久保氏は「この事件の最大の問題点は、東芝側が横暴な社長たちの圧政のもとで、社内の会計処理が乱れたのはひとえに経理財務部門のガバナンスの問題として、すべての責任を経理財務部門に負わせようとしたことである」(あとがき)として、本件を「会計不祥事」として捉えようとしていることに警鐘を鳴らします。そして、本書において、会計不祥事とされた「WEC案件(ウエスチングハウス社案件)とバイセル取引案件を(当事者として)詳細に解説することで、東芝事件は単なる「会計不祥事」ではなく「経営不祥事」であることを読者に示します。そこから、著者は第三者委員会報告書も、また東芝の裁判の主張も、真実を明らかにすることよりも、手仕舞いを想定した「あるべきストーリーにはめ込んでいくこと」に注力してきた、この「あいまいな幕引き」こそ、上場廃止に至る真の原因である、ということを説得力をもって読者に伝えています。昨年3月の久保氏側への勝訴判決もあって、実に興味深い内容です(著者と証券取引等監視委員会担当者との会話内容、内部告発者の特定につながりそうな元社長との会話内容など、かなりドキッとします)。
会計不祥事の発生時における東芝の会計監査人は新日本監査法人(当時)であり、ご承知の方も多いと思いますが、新日本監査法人は本件で厳しい行政処分を受けました。しかし、本書を読むと「WEC案件」にせよ「バイセル取引案件」にせよ、財務経理上のリスクを会社と会計監査人との間では認識されていたのであり、これをどう解消していくか、という点についての問題意識は双方で痛いほど共有されていたことがわかります(「監査差異」「未修正の虚偽表示」への収束、バイセル取引の利益計上時期の問題等)。私も、もし久保氏と同じコーポレートの財務経理部門の責任者だったとすれば、おそらく厳しい社長のもとで同様の対処に至ったのではないかと感じます。おそらく、東京高裁は東芝案件を微視的に会計不正事件として捉えたのではなく、巨視的に経営不祥事として捉えたからこそ経営陣に「経営責任はあっても法的責任はない」との判断に至ったのではないかと。このような有事対応の経緯を知るにつけ、やはり会社と監査法人とのコミュニケーションがいかに大切かを痛感します。

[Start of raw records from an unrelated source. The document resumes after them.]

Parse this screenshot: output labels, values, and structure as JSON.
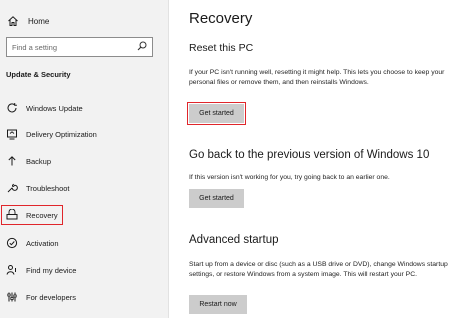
{
  "sidebar": {
    "home_label": "Home",
    "search_placeholder": "Find a setting",
    "section_title": "Update & Security",
    "items": [
      {
        "label": "Windows Update",
        "icon": "refresh-icon"
      },
      {
        "label": "Delivery Optimization",
        "icon": "delivery-optimization-icon"
      },
      {
        "label": "Backup",
        "icon": "backup-arrow-icon"
      },
      {
        "label": "Troubleshoot",
        "icon": "wrench-icon"
      },
      {
        "label": "Recovery",
        "icon": "recovery-drive-icon",
        "selected": true
      },
      {
        "label": "Activation",
        "icon": "check-circle-icon"
      },
      {
        "label": "Find my device",
        "icon": "person-location-icon"
      },
      {
        "label": "For developers",
        "icon": "developer-sliders-icon"
      }
    ]
  },
  "main": {
    "title": "Recovery",
    "reset": {
      "heading": "Reset this PC",
      "description": "If your PC isn't running well, resetting it might help. This lets you choose to keep your personal files or remove them, and then reinstalls Windows.",
      "button": "Get started"
    },
    "goback": {
      "heading": "Go back to the previous version of Windows 10",
      "description": "If this version isn't working for you, try going back to an earlier one.",
      "button": "Get started"
    },
    "advanced": {
      "heading": "Advanced startup",
      "description": "Start up from a device or disc (such as a USB drive or DVD), change Windows startup settings, or restore Windows from a system image. This will restart your PC.",
      "button": "Restart now"
    }
  },
  "colors": {
    "sidebar_bg": "#f2f2f2",
    "button_bg": "#cccccc",
    "highlight": "#e0262b"
  }
}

久保氏は東芝の第三者委員会に対しては、強く批判をしています(当時の、「第三者委員会格付け委員会」の評価内容を引用して、「落第点」をつけた委員の意見を絶賛しています)。私も調査委員を生業とする者として、どうしても「会社から、メディアから、監督官庁からどんな報告書が期待されているか」といった意識ばかりが強くなりすぎて、(社会からの期待とは関係なく)会社再生のための「真の問題点」はどこにあるのか、といったことへの説明責任が疎かにならないよう、戒めとしたいです。東芝問題が、2015年の時点で「会計不祥事」として捉えられることなく「経営不祥事」だと世間が認識できていれば、たとえ東日本大震災で原子力部門に逆風が吹いていたとしても上場廃止にはならなかったのでは?と(本書を読んで)思った次第です。

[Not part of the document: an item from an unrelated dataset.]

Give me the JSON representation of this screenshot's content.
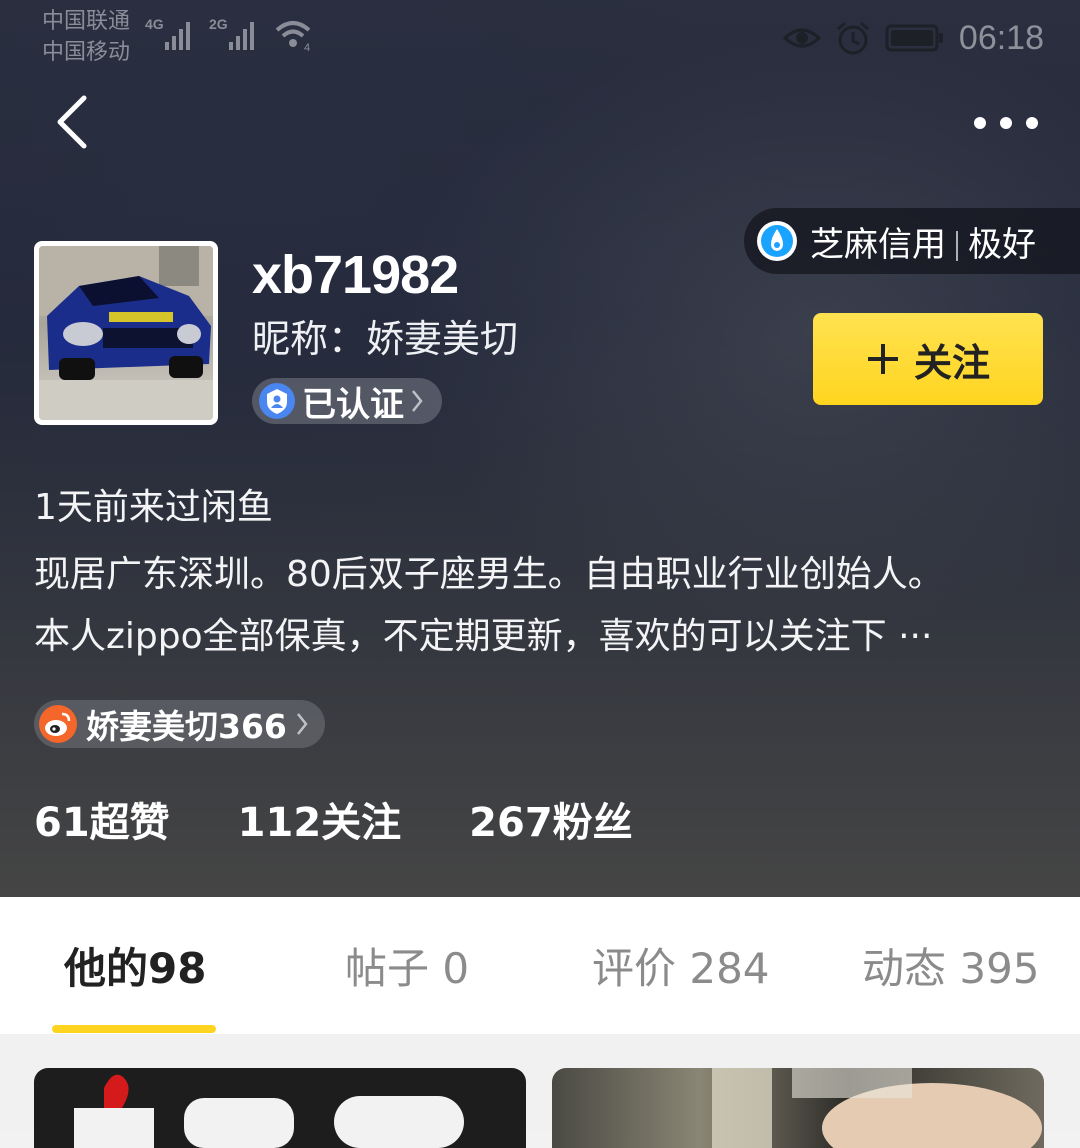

ひとつ気になりましたのは、私は2015年に第三者委員会報告書を読み、いまでも記憶に残っているのが、著者が監査委員会委員長の時代に、いわゆる「ETC案件」の工事損失引当金問題への対処として「見なかったことにしましょう」とか「聞かないことにしましょう」といった残念な言動があった(結果として不正な会計処理に関与した)と報告されていたことです(たとえば上記第三者委員会報告書158頁から159頁)。私はこれを読んで「監査委員会が全く機能しなかったことは残念」と感じましたが、本書では、この点についての解説がありませんでした。もちろん、バイセル取引やWEC案件に絞った解説からは離れますが、このあたりは著者がどのような理由からの行動だったのか、お聞きしてみたいなぁと感じた次第です。